Mechanisms whereby the olfactory system of the spiny lobster codes food odors were quantitatively analyzed. A 23-component chemical mixture, with a composition based on a tissue extract from a known food of lobsters, and 8 of the mixture's components were used to describe responses of single cells at two neural levels: a) olfactory receptor cells and b) low-order interneurons projecting from the main olfactory center of the brain. Cluster analysis identified six classes of narrowly tuned receptor cells. Interneurons, on the other hand, were significantly more broadly tuned than receptor cells and could not be grouped into a small number of discrete, highly correlated cell types. Nonetheless, some chemosensory interneurons (unimodal interneurons) had specificities as narrow as receptor cells.

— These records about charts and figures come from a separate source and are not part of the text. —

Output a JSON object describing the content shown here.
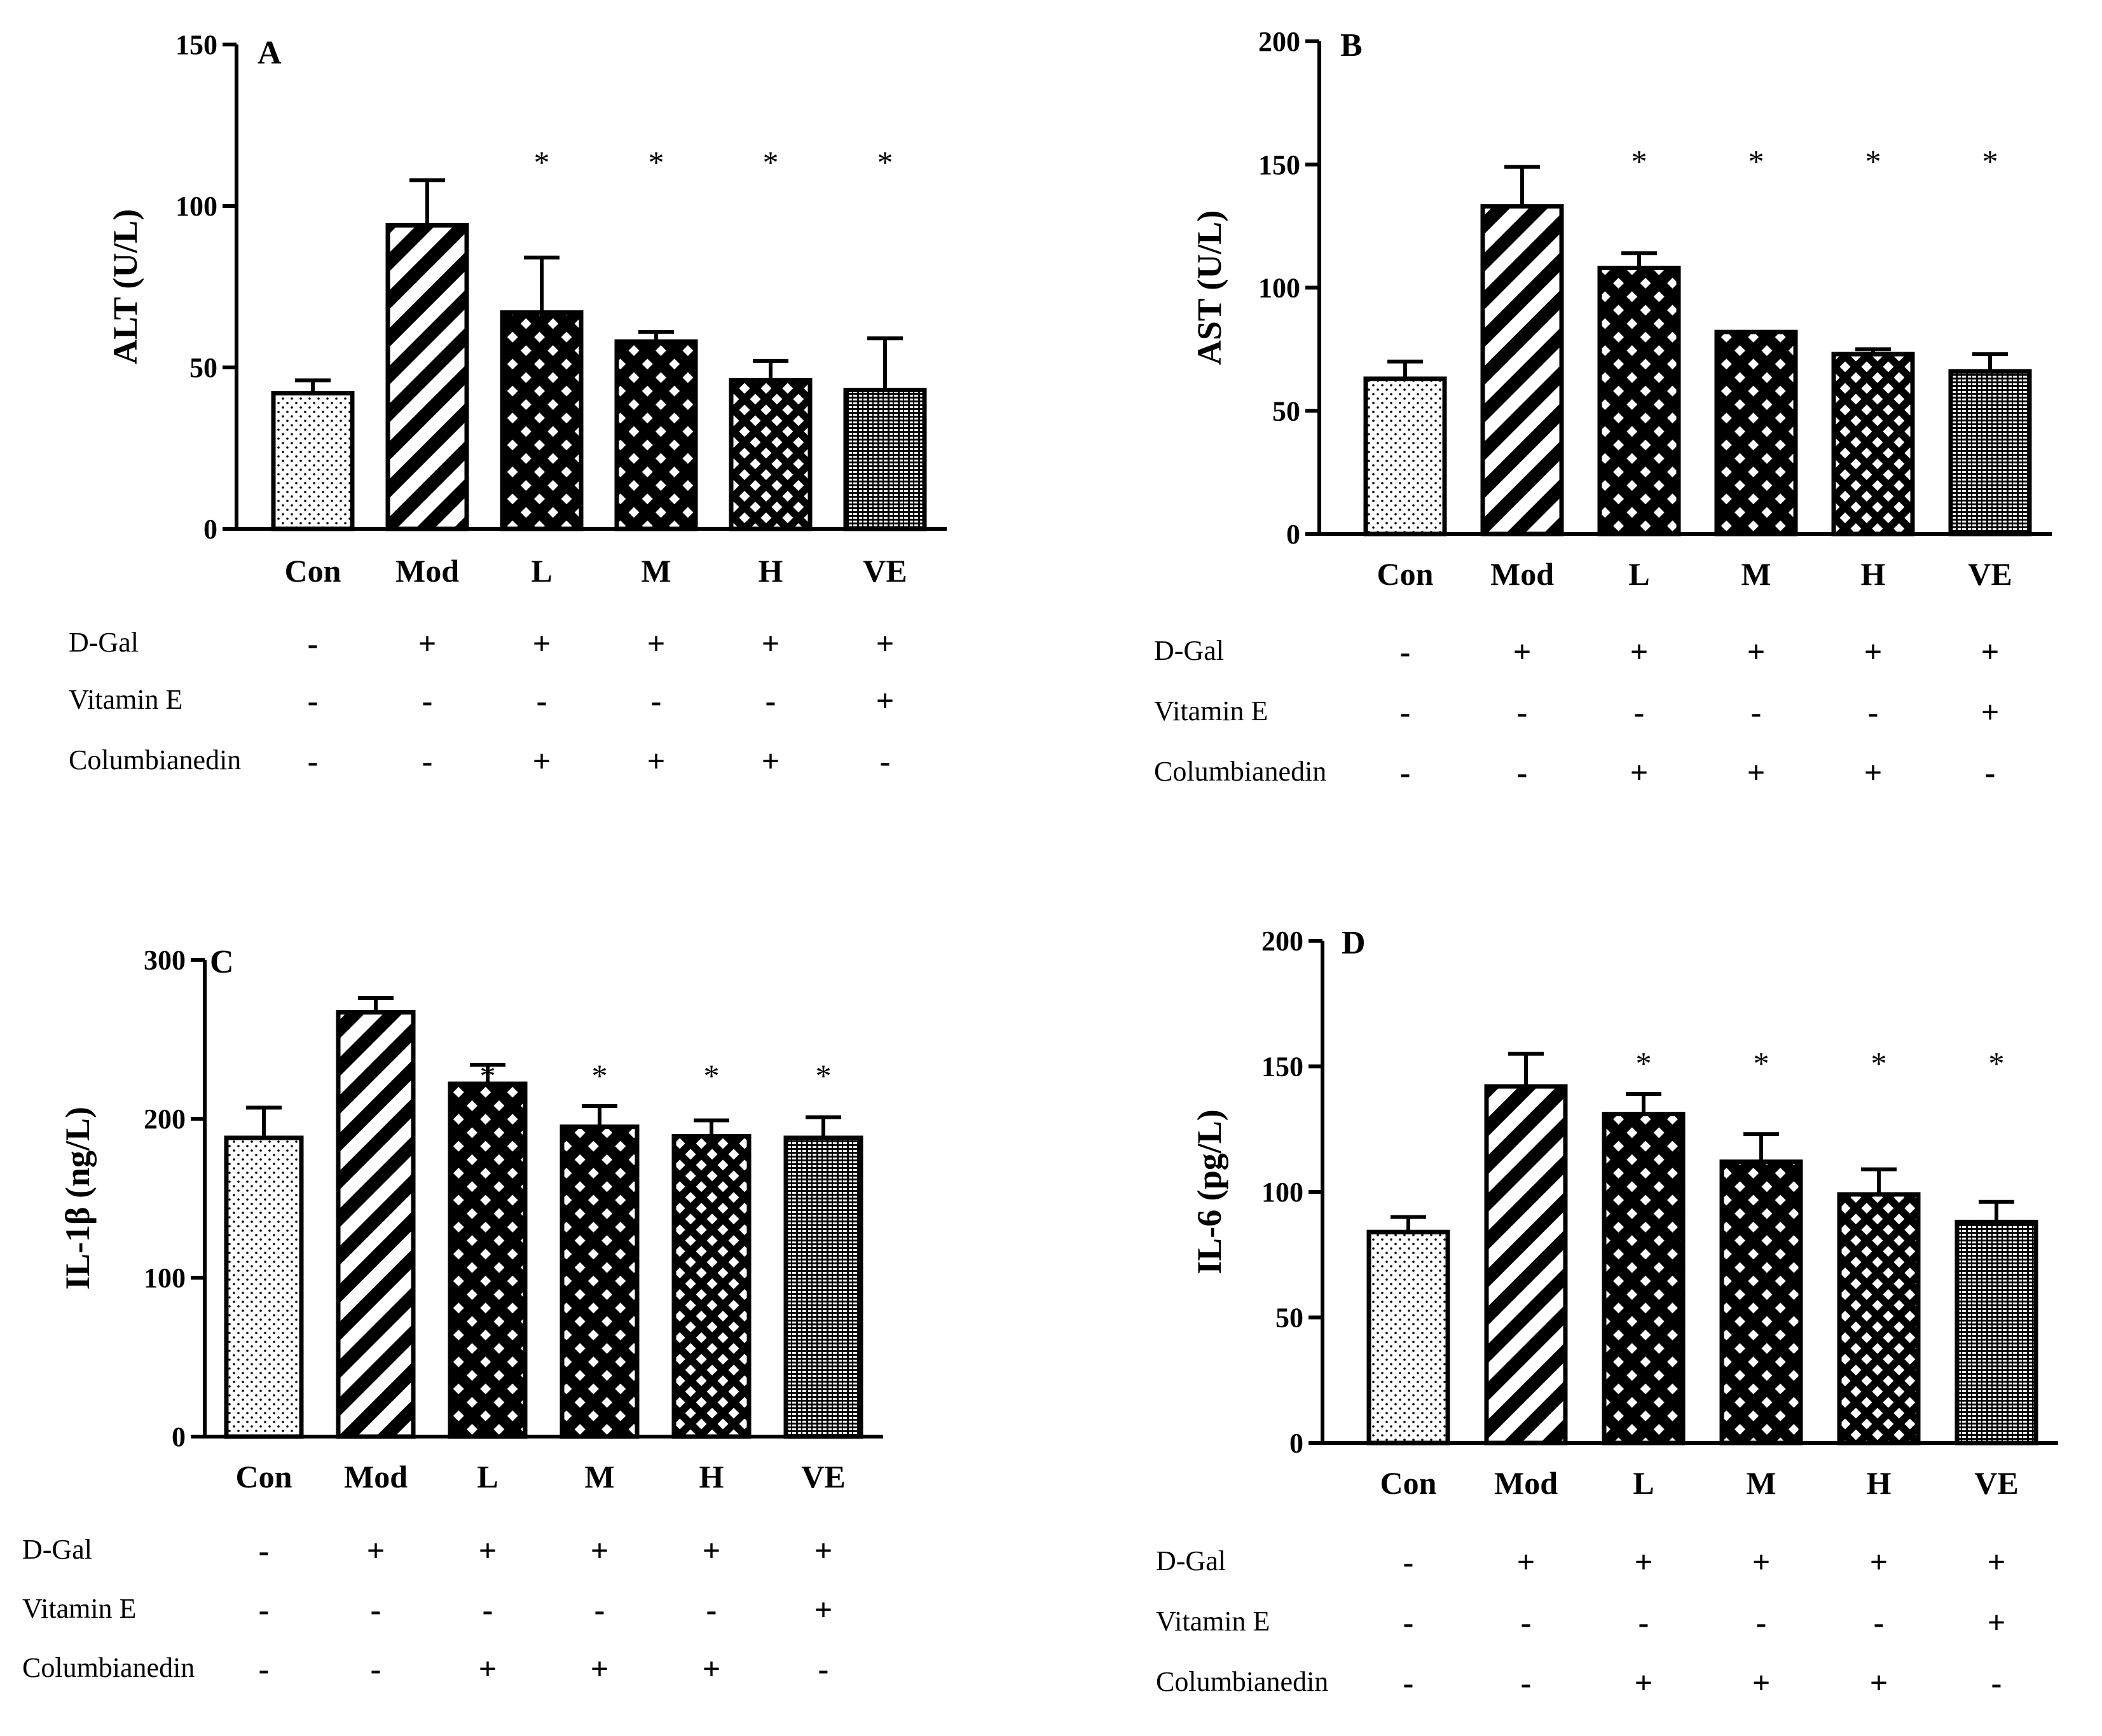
{
  "colors": {
    "ink": "#000000",
    "paper": "#ffffff"
  },
  "chart_data": [
    {
      "type": "bar",
      "panel": "A",
      "ylabel": "ALT (U/L)",
      "categories": [
        "Con",
        "Mod",
        "L",
        "M",
        "H",
        "VE"
      ],
      "values": [
        42,
        94,
        67,
        58,
        46,
        43
      ],
      "errors": [
        4,
        14,
        17,
        3,
        6,
        16
      ],
      "significance": [
        "",
        "",
        "*",
        "*",
        "*",
        "*"
      ],
      "ylim": [
        0,
        150
      ],
      "yticks": [
        0,
        50,
        100,
        150
      ],
      "patterns": [
        "dots",
        "diag",
        "cross",
        "cross",
        "cross-fine",
        "brick"
      ],
      "treatments": [
        {
          "label": "D-Gal",
          "signs": [
            "-",
            "+",
            "+",
            "+",
            "+",
            "+"
          ]
        },
        {
          "label": "Vitamin E",
          "signs": [
            "-",
            "-",
            "-",
            "-",
            "-",
            "+"
          ]
        },
        {
          "label": "Columbianedin",
          "signs": [
            "-",
            "-",
            "+",
            "+",
            "+",
            "-"
          ]
        }
      ]
    },
    {
      "type": "bar",
      "panel": "B",
      "ylabel": "AST (U/L)",
      "categories": [
        "Con",
        "Mod",
        "L",
        "M",
        "H",
        "VE"
      ],
      "values": [
        63,
        133,
        108,
        82,
        73,
        66
      ],
      "errors": [
        7,
        16,
        6,
        0,
        2,
        7
      ],
      "significance": [
        "",
        "",
        "*",
        "*",
        "*",
        "*"
      ],
      "ylim": [
        0,
        200
      ],
      "yticks": [
        0,
        50,
        100,
        150,
        200
      ],
      "patterns": [
        "dots",
        "diag",
        "cross",
        "cross",
        "cross-fine",
        "brick"
      ],
      "treatments": [
        {
          "label": "D-Gal",
          "signs": [
            "-",
            "+",
            "+",
            "+",
            "+",
            "+"
          ]
        },
        {
          "label": "Vitamin E",
          "signs": [
            "-",
            "-",
            "-",
            "-",
            "-",
            "+"
          ]
        },
        {
          "label": "Columbianedin",
          "signs": [
            "-",
            "-",
            "+",
            "+",
            "+",
            "-"
          ]
        }
      ]
    },
    {
      "type": "bar",
      "panel": "C",
      "ylabel": "IL-1β (ng/L)",
      "categories": [
        "Con",
        "Mod",
        "L",
        "M",
        "H",
        "VE"
      ],
      "values": [
        188,
        267,
        222,
        195,
        189,
        188
      ],
      "errors": [
        19,
        9,
        12,
        13,
        10,
        13
      ],
      "significance": [
        "",
        "",
        "*",
        "*",
        "*",
        "*"
      ],
      "ylim": [
        0,
        300
      ],
      "yticks": [
        0,
        100,
        200,
        300
      ],
      "patterns": [
        "dots",
        "diag",
        "cross",
        "cross",
        "cross-fine",
        "brick"
      ],
      "treatments": [
        {
          "label": "D-Gal",
          "signs": [
            "-",
            "+",
            "+",
            "+",
            "+",
            "+"
          ]
        },
        {
          "label": "Vitamin E",
          "signs": [
            "-",
            "-",
            "-",
            "-",
            "-",
            "+"
          ]
        },
        {
          "label": "Columbianedin",
          "signs": [
            "-",
            "-",
            "+",
            "+",
            "+",
            "-"
          ]
        }
      ]
    },
    {
      "type": "bar",
      "panel": "D",
      "ylabel": "IL-6 (pg/L)",
      "categories": [
        "Con",
        "Mod",
        "L",
        "M",
        "H",
        "VE"
      ],
      "values": [
        84,
        142,
        131,
        112,
        99,
        88
      ],
      "errors": [
        6,
        13,
        8,
        11,
        10,
        8
      ],
      "significance": [
        "",
        "",
        "*",
        "*",
        "*",
        "*"
      ],
      "ylim": [
        0,
        200
      ],
      "yticks": [
        0,
        50,
        100,
        150,
        200
      ],
      "patterns": [
        "dots",
        "diag",
        "cross",
        "cross",
        "cross-fine",
        "brick"
      ],
      "treatments": [
        {
          "label": "D-Gal",
          "signs": [
            "-",
            "+",
            "+",
            "+",
            "+",
            "+"
          ]
        },
        {
          "label": "Vitamin E",
          "signs": [
            "-",
            "-",
            "-",
            "-",
            "-",
            "+"
          ]
        },
        {
          "label": "Columbianedin",
          "signs": [
            "-",
            "-",
            "+",
            "+",
            "+",
            "-"
          ]
        }
      ]
    }
  ]
}
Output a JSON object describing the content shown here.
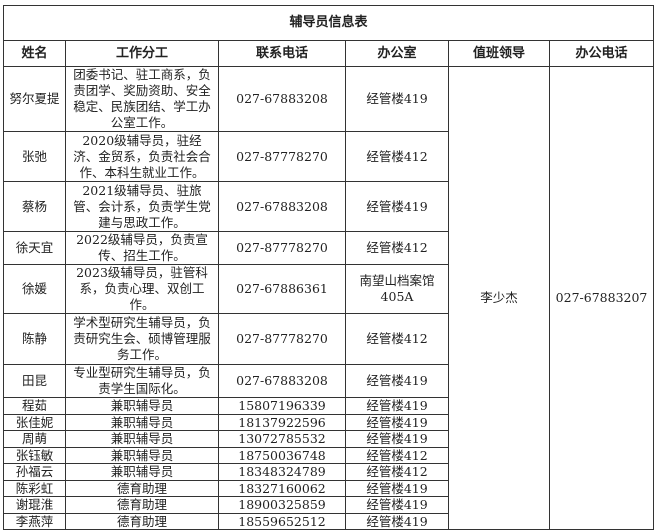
{
  "title": "辅导员信息表",
  "headers": [
    "姓名",
    "工作分工",
    "联系电话",
    "办公室",
    "值班领导",
    "办公电话"
  ],
  "leader": {
    "name": "李少杰",
    "phone": "027-67883207"
  },
  "rows": [
    {
      "name": "努尔夏提",
      "duty": "团委书记、驻工商系，负责团学、奖励资助、安全稳定、民族团结、学工办公室工作。",
      "phone": "027-67883208",
      "office": "经管楼419"
    },
    {
      "name": "张弛",
      "duty": "2020级辅导员，驻经济、金贸系，负责社会合作、本科生就业工作。",
      "phone": "027-87778270",
      "office": "经管楼412"
    },
    {
      "name": "蔡杨",
      "duty": "2021级辅导员、驻旅管、会计系，负责学生党建与思政工作。",
      "phone": "027-67883208",
      "office": "经管楼419"
    },
    {
      "name": "徐天宜",
      "duty": "2022级辅导员，负责宣传、招生工作。",
      "phone": "027-87778270",
      "office": "经管楼412"
    },
    {
      "name": "徐媛",
      "duty": "2023级辅导员，驻管科系，负责心理、双创工作。",
      "phone": "027-67886361",
      "office": "南望山档案馆405A"
    },
    {
      "name": "陈静",
      "duty": "学术型研究生辅导员，负责研究生会、硕博管理服务工作。",
      "phone": "027-87778270",
      "office": "经管楼412"
    },
    {
      "name": "田昆",
      "duty": "专业型研究生辅导员，负责学生国际化。",
      "phone": "027-67883208",
      "office": "经管楼419"
    },
    {
      "name": "程茹",
      "duty": "兼职辅导员",
      "phone": "15807196339",
      "office": "经管楼419"
    },
    {
      "name": "张佳妮",
      "duty": "兼职辅导员",
      "phone": "18137922596",
      "office": "经管楼419"
    },
    {
      "name": "周萌",
      "duty": "兼职辅导员",
      "phone": "13072785532",
      "office": "经管楼419"
    },
    {
      "name": "张钰敏",
      "duty": "兼职辅导员",
      "phone": "18750036748",
      "office": "经管楼412"
    },
    {
      "name": "孙福云",
      "duty": "兼职辅导员",
      "phone": "18348324789",
      "office": "经管楼412"
    },
    {
      "name": "陈彩虹",
      "duty": "德育助理",
      "phone": "18327160062",
      "office": "经管楼419"
    },
    {
      "name": "谢琨淮",
      "duty": "德育助理",
      "phone": "18900325859",
      "office": "经管楼419"
    },
    {
      "name": "李燕萍",
      "duty": "德育助理",
      "phone": "18559652512",
      "office": "经管楼419"
    }
  ]
}
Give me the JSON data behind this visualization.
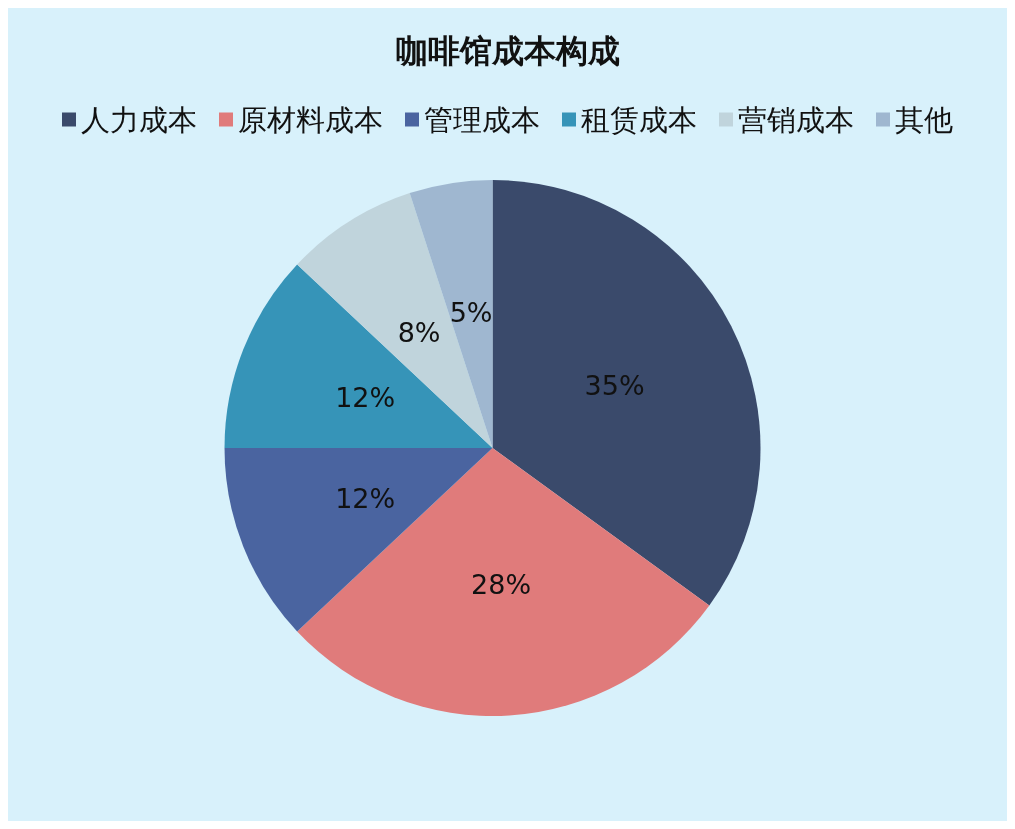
{
  "chart_data": {
    "type": "pie",
    "title": "咖啡馆成本构成",
    "categories": [
      "人力成本",
      "原材料成本",
      "管理成本",
      "租赁成本",
      "营销成本",
      "其他"
    ],
    "values": [
      35,
      28,
      12,
      12,
      8,
      5
    ],
    "colors": [
      "#3a4a6b",
      "#e07b7b",
      "#4a64a0",
      "#3694b8",
      "#c0d4dc",
      "#9fb7d0"
    ],
    "value_labels": [
      "35%",
      "28%",
      "12%",
      "12%",
      "8%",
      "5%"
    ],
    "legend": "top"
  }
}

Across-neuron correlations between stimuli showed that the increase in neuronal breadth of responsiveness from the level of receptors to the level of interneurons was paralleled by an increase in similarity in across-neuron patterns and, therefore, a decline in ability to discriminate between any two compounds. Across-neuron correlations between concentrations of a given compound showed that stimulus quality had a much stronger effect on across-neuron patterns than did stimulus quantity and, hence, stimulus qualities could be distinguished in spite of concurrent changes in stimulus quantity. Coding of odor quality could be accomplished at the receptor level by a labeled-lines code. At the interneuronal level, odor quality appears to be coded by across-fiber patterns. However, the finding that unimodal interneurons were as narrowly tuned as receptor cells indicates that specific channels for some food-odor components (e.g., taurine and glycine) are conserved even at higher neuronal levels. These narrow-spectrum interneurons may have a special function in quality coding either by dominating the interneuronal across-fiber pattern for that stimulus or by being processed independently of the broad-spectrum interneurons and thereby transferring information about certain components by way of specific channels to even higher neuronal levels.